Figure 2. Acute responses to estrogen partially require E6AP

Shown are H/E sections of cervix from mice that were ovariectomized and treated either with ETOH or estrogen (E₂) for 24hours. The first and third columns are sections taken at 1.25× magnification, while the second and fourth columns are sections taken at 40× magnification. Note the relative lack of epithelial hyperplasia in E6AP^−/− mice relative to NTG mice upon treatment with estrogen (far right column).

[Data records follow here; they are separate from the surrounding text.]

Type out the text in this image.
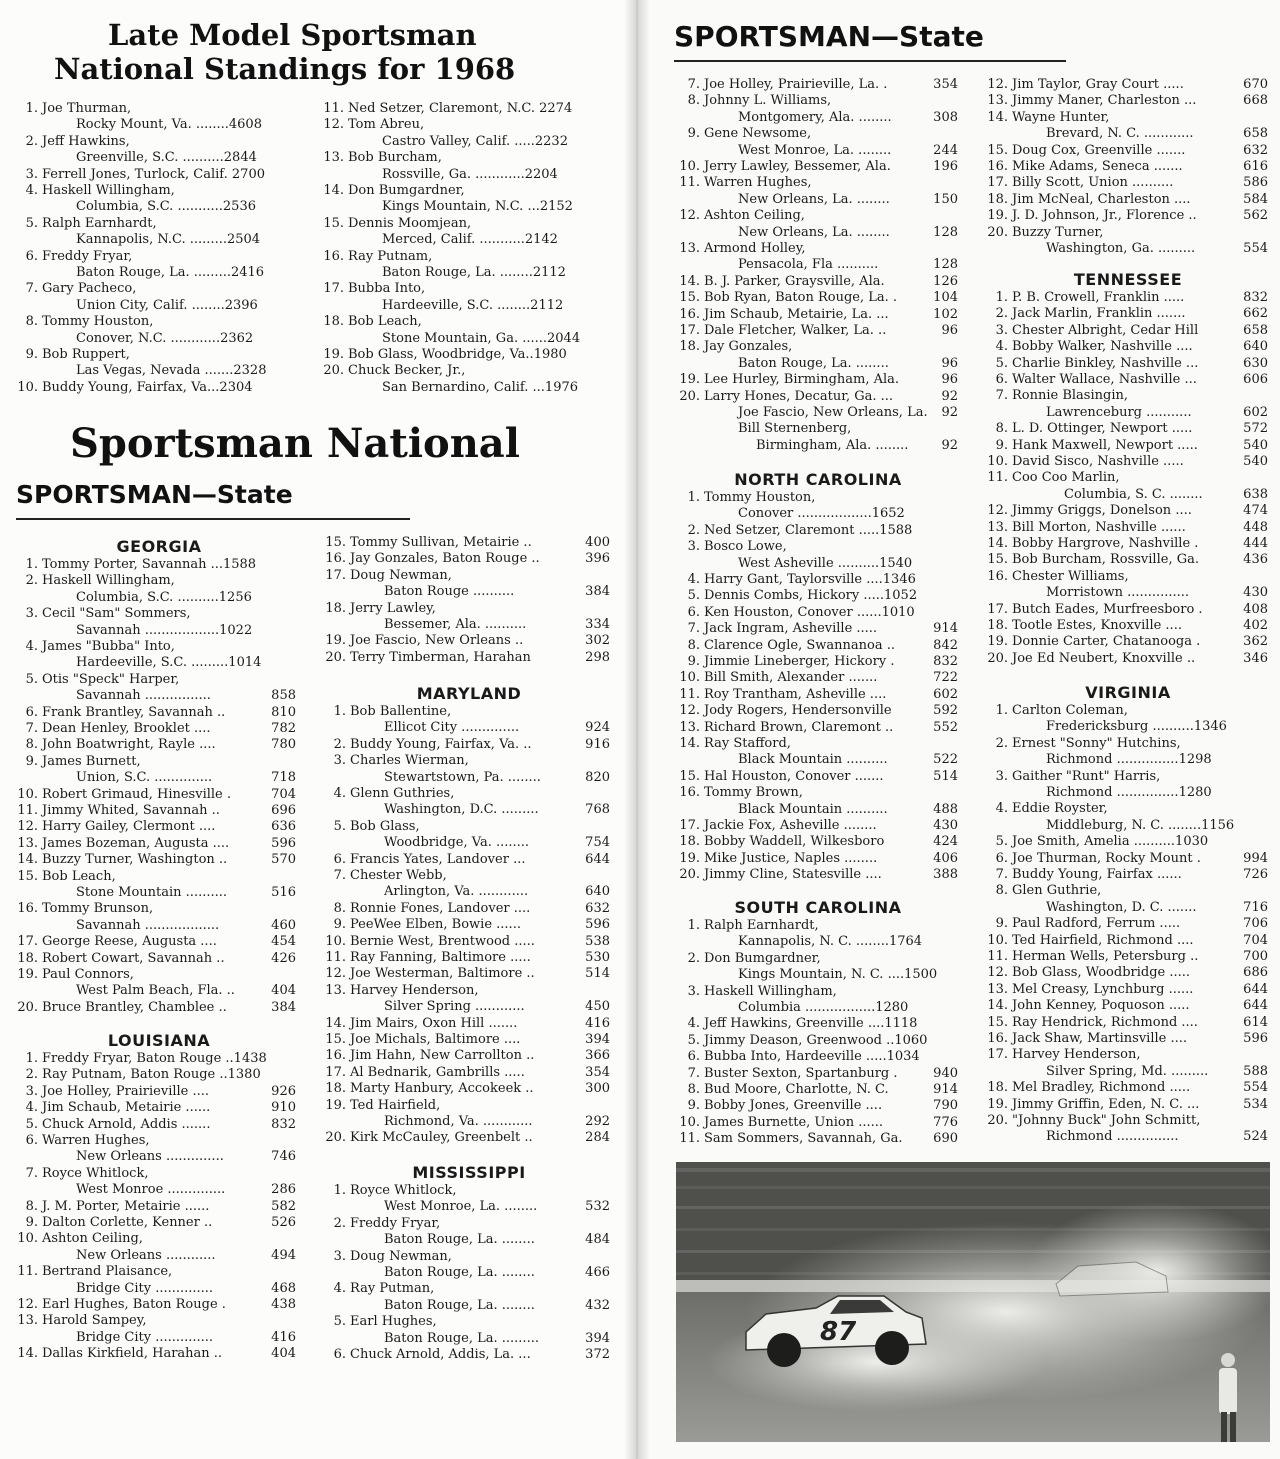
Late Model Sportsman
National Standings for 1968
1. Joe Thurman,
Rocky Mount, Va. ........4608
2. Jeff Hawkins,
Greenville, S.C. ..........2844
3. Ferrell Jones, Turlock, Calif. 2700
4. Haskell Willingham,
Columbia, S.C. ...........2536
5. Ralph Earnhardt,
Kannapolis, N.C. .........2504
6. Freddy Fryar,
Baton Rouge, La. .........2416
7. Gary Pacheco,
Union City, Calif. ........2396
8. Tommy Houston,
Conover, N.C. ............2362
9. Bob Ruppert,
Las Vegas, Nevada .......2328
10. Buddy Young, Fairfax, Va...2304
11. Ned Setzer, Claremont, N.C. 2274
12. Tom Abreu,
Castro Valley, Calif. .....2232
13. Bob Burcham,
Rossville, Ga. ............2204
14. Don Bumgardner,
Kings Mountain, N.C. ...2152
15. Dennis Moomjean,
Merced, Calif. ...........2142
16. Ray Putnam,
Baton Rouge, La. ........2112
17. Bubba Into,
Hardeeville, S.C. ........2112
18. Bob Leach,
Stone Mountain, Ga. ......2044
19. Bob Glass, Woodbridge, Va..1980
20. Chuck Becker, Jr.,
San Bernardino, Calif. ...1976
Sportsman National
SPORTSMAN—State
GEORGIA
1. Tommy Porter, Savannah ...1588
2. Haskell Willingham,
Columbia, S.C. ..........1256
3. Cecil "Sam" Sommers,
Savannah ..................1022
4. James "Bubba" Into,
Hardeeville, S.C. .........1014
5. Otis "Speck" Harper,
Savannah ................	858
6. Frank Brantley, Savannah ..	810
7. Dean Henley, Brooklet ....	782
8. John Boatwright, Rayle ....	780
9. James Burnett,
Union, S.C. ..............	718
10. Robert Grimaud, Hinesville .	704
11. Jimmy Whited, Savannah ..	696
12. Harry Gailey, Clermont ....	636
13. James Bozeman, Augusta ....	596
14. Buzzy Turner, Washington ..	570
15. Bob Leach,
Stone Mountain ..........	516
16. Tommy Brunson,
Savannah ..................	460
17. George Reese, Augusta ....	454
18. Robert Cowart, Savannah ..	426
19. Paul Connors,
West Palm Beach, Fla. ..	404
20. Bruce Brantley, Chamblee ..	384
LOUISIANA
1. Freddy Fryar, Baton Rouge ..1438
2. Ray Putnam, Baton Rouge ..1380
3. Joe Holley, Prairieville ....	926
4. Jim Schaub, Metairie ......	910
5. Chuck Arnold, Addis .......	832
6. Warren Hughes,
New Orleans ..............	746
7. Royce Whitlock,
West Monroe ..............	286
8. J. M. Porter, Metairie ......	582
9. Dalton Corlette, Kenner ..	526
10. Ashton Ceiling,
New Orleans ............	494
11. Bertrand Plaisance,
Bridge City ..............	468
12. Earl Hughes, Baton Rouge .	438
13. Harold Sampey,
Bridge City ..............	416
14. Dallas Kirkfield, Harahan ..	404
15. Tommy Sullivan, Metairie ..	400
16. Jay Gonzales, Baton Rouge ..	396
17. Doug Newman,
Baton Rouge ..........	384
18. Jerry Lawley,
Bessemer, Ala. ..........	334
19. Joe Fascio, New Orleans ..	302
20. Terry Timberman, Harahan	298
MARYLAND
1. Bob Ballentine,
Ellicot City ..............	924
2. Buddy Young, Fairfax, Va. ..	916
3. Charles Wierman,
Stewartstown, Pa. ........	820
4. Glenn Guthries,
Washington, D.C. .........	768
5. Bob Glass,
Woodbridge, Va. ........	754
6. Francis Yates, Landover ...	644
7. Chester Webb,
Arlington, Va. ............	640
8. Ronnie Fones, Landover ....	632
9. PeeWee Elben, Bowie ......	596
10. Bernie West, Brentwood .....	538
11. Ray Fanning, Baltimore .....	530
12. Joe Westerman, Baltimore ..	514
13. Harvey Henderson,
Silver Spring ............	450
14. Jim Mairs, Oxon Hill .......	416
15. Joe Michals, Baltimore ....	394
16. Jim Hahn, New Carrollton ..	366
17. Al Bednarik, Gambrills .....	354
18. Marty Hanbury, Accokeek ..	300
19. Ted Hairfield,
Richmond, Va. ............	292
20. Kirk McCauley, Greenbelt ..	284
MISSISSIPPI
1. Royce Whitlock,
West Monroe, La. ........	532
2. Freddy Fryar,
Baton Rouge, La. ........	484
3. Doug Newman,
Baton Rouge, La. ........	466
4. Ray Putman,
Baton Rouge, La. ........	432
5. Earl Hughes,
Baton Rouge, La. .........	394
6. Chuck Arnold, Addis, La. ...	372
SPORTSMAN—State
7. Joe Holley, Prairieville, La. .	354
8. Johnny L. Williams,
Montgomery, Ala. ........	308
9. Gene Newsome,
West Monroe, La. ........	244
10. Jerry Lawley, Bessemer, Ala.	196
11. Warren Hughes,
New Orleans, La. ........	150
12. Ashton Ceiling,
New Orleans, La. ........	128
13. Armond Holley,
Pensacola, Fla ..........	128
14. B. J. Parker, Graysville, Ala.	126
15. Bob Ryan, Baton Rouge, La. .	104
16. Jim Schaub, Metairie, La. ...	102
17. Dale Fletcher, Walker, La. ..	96
18. Jay Gonzales,
Baton Rouge, La. ........	96
19. Lee Hurley, Birmingham, Ala.	96
20. Larry Hones, Decatur, Ga. ...	92
Joe Fascio, New Orleans, La. 92
Bill Sternenberg,
Birmingham, Ala. ........	92
NORTH CAROLINA
1. Tommy Houston,
Conover ..................1652
2. Ned Setzer, Claremont .....1588
3. Bosco Lowe,
West Asheville ..........1540
4. Harry Gant, Taylorsville ....1346
5. Dennis Combs, Hickory .....1052
6. Ken Houston, Conover ......1010
7. Jack Ingram, Asheville .....	914
8. Clarence Ogle, Swannanoa ..	842
9. Jimmie Lineberger, Hickory .	832
10. Bill Smith, Alexander .......	722
11. Roy Trantham, Asheville ....	602
12. Jody Rogers, Hendersonville	592
13. Richard Brown, Claremont ..	552
14. Ray Stafford,
Black Mountain ..........	522
15. Hal Houston, Conover .......	514
16. Tommy Brown,
Black Mountain ..........	488
17. Jackie Fox, Asheville ........	430
18. Bobby Waddell, Wilkesboro	424
19. Mike Justice, Naples ........	406
20. Jimmy Cline, Statesville ....	388
SOUTH CAROLINA
1. Ralph Earnhardt,
Kannapolis, N. C. ........1764
2. Don Bumgardner,
Kings Mountain, N. C. ....1500
3. Haskell Willingham,
Columbia .................1280
4. Jeff Hawkins, Greenville ....1118
5. Jimmy Deason, Greenwood ..1060
6. Bubba Into, Hardeeville .....1034
7. Buster Sexton, Spartanburg .	940
8. Bud Moore, Charlotte, N. C.	914
9. Bobby Jones, Greenville ....	790
10. James Burnette, Union ......	776
11. Sam Sommers, Savannah, Ga. 690
12. Jim Taylor, Gray Court .....	670
13. Jimmy Maner, Charleston ...	668
14. Wayne Hunter,
Brevard, N. C. ............	658
15. Doug Cox, Greenville .......	632
16. Mike Adams, Seneca .......	616
17. Billy Scott, Union ..........	586
18. Jim McNeal, Charleston ....	584
19. J. D. Johnson, Jr., Florence ..	562
20. Buzzy Turner,
Washington, Ga. .........	554
TENNESSEE
1. P. B. Crowell, Franklin .....	832
2. Jack Marlin, Franklin .......	662
3. Chester Albright, Cedar Hill	658
4. Bobby Walker, Nashville ....	640
5. Charlie Binkley, Nashville ...	630
6. Walter Wallace, Nashville ...	606
7. Ronnie Blasingin,
Lawrenceburg ...........	602
8. L. D. Ottinger, Newport .....	572
9. Hank Maxwell, Newport .....	540
10. David Sisco, Nashville .....	540
11. Coo Coo Marlin,
Columbia, S. C. ........	638
12. Jimmy Griggs, Donelson ....	474
13. Bill Morton, Nashville ......	448
14. Bobby Hargrove, Nashville .	444
15. Bob Burcham, Rossville, Ga.	436
16. Chester Williams,
Morristown ...............	430
17. Butch Eades, Murfreesboro .	408
18. Tootle Estes, Knoxville ....	402
19. Donnie Carter, Chatanooga .	362
20. Joe Ed Neubert, Knoxville ..	346
VIRGINIA
1. Carlton Coleman,
Fredericksburg ..........1346
2. Ernest "Sonny" Hutchins,
Richmond ...............1298
3. Gaither "Runt" Harris,
Richmond ...............1280
4. Eddie Royster,
Middleburg, N. C. ........1156
5. Joe Smith, Amelia ..........1030
6. Joe Thurman, Rocky Mount .	994
7. Buddy Young, Fairfax ......	726
8. Glen Guthrie,
Washington, D. C. .......	716
9. Paul Radford, Ferrum .....	706
10. Ted Hairfield, Richmond ....	704
11. Herman Wells, Petersburg ..	700
12. Bob Glass, Woodbridge .....	686
13. Mel Creasy, Lynchburg ......	644
14. John Kenney, Poquoson .....	644
15. Ray Hendrick, Richmond ....	614
16. Jack Shaw, Martinsville ....	596
17. Harvey Henderson,
Silver Spring, Md. .........	588
18. Mel Bradley, Richmond .....	554
19. Jimmy Griffin, Eden, N. C. ...	534
20. "Johnny Buck" John Schmitt,
Richmond ...............	524
87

Figure 3. Immunohistochemical characterization of tumors from the reproductive tract

A. Shown are sections of cancers taken from the reproductive tract from mice of the indicated genotypes and stained for ERα by IHC. All of the cancers from the various genotypes express ERα. All of the images are 40× magnification. B. Shown are sections of epithelium (first & second column) or cancers (third column) taken from the reproductive tract from mice of the indicated genotypes and stained by IHC for either p53 or MCM7. Dotted lines in each picture demarcate the cervical epithelium from the underlying stroma. In the epithelium, p53 is not often detected, however, loss of E6AP in K14E6^WTE6AP^−/− mice results in the induction of p53 at either low or higher (second column) levels. p53 is detected both in the epithelium and cancers of K14E6^WTE7^WT and K14E6^WTE7^WTE6AP^−/− as p53 is stabilized by HPV E7. MCM7 (fourth column) is expressed at low levels in cancers from NTG and E6AP^−/− mice. Levels of MCM7 are increased in cancers that express HPV oncogenes, E6 and/or E7. All of the images are 40× magnification.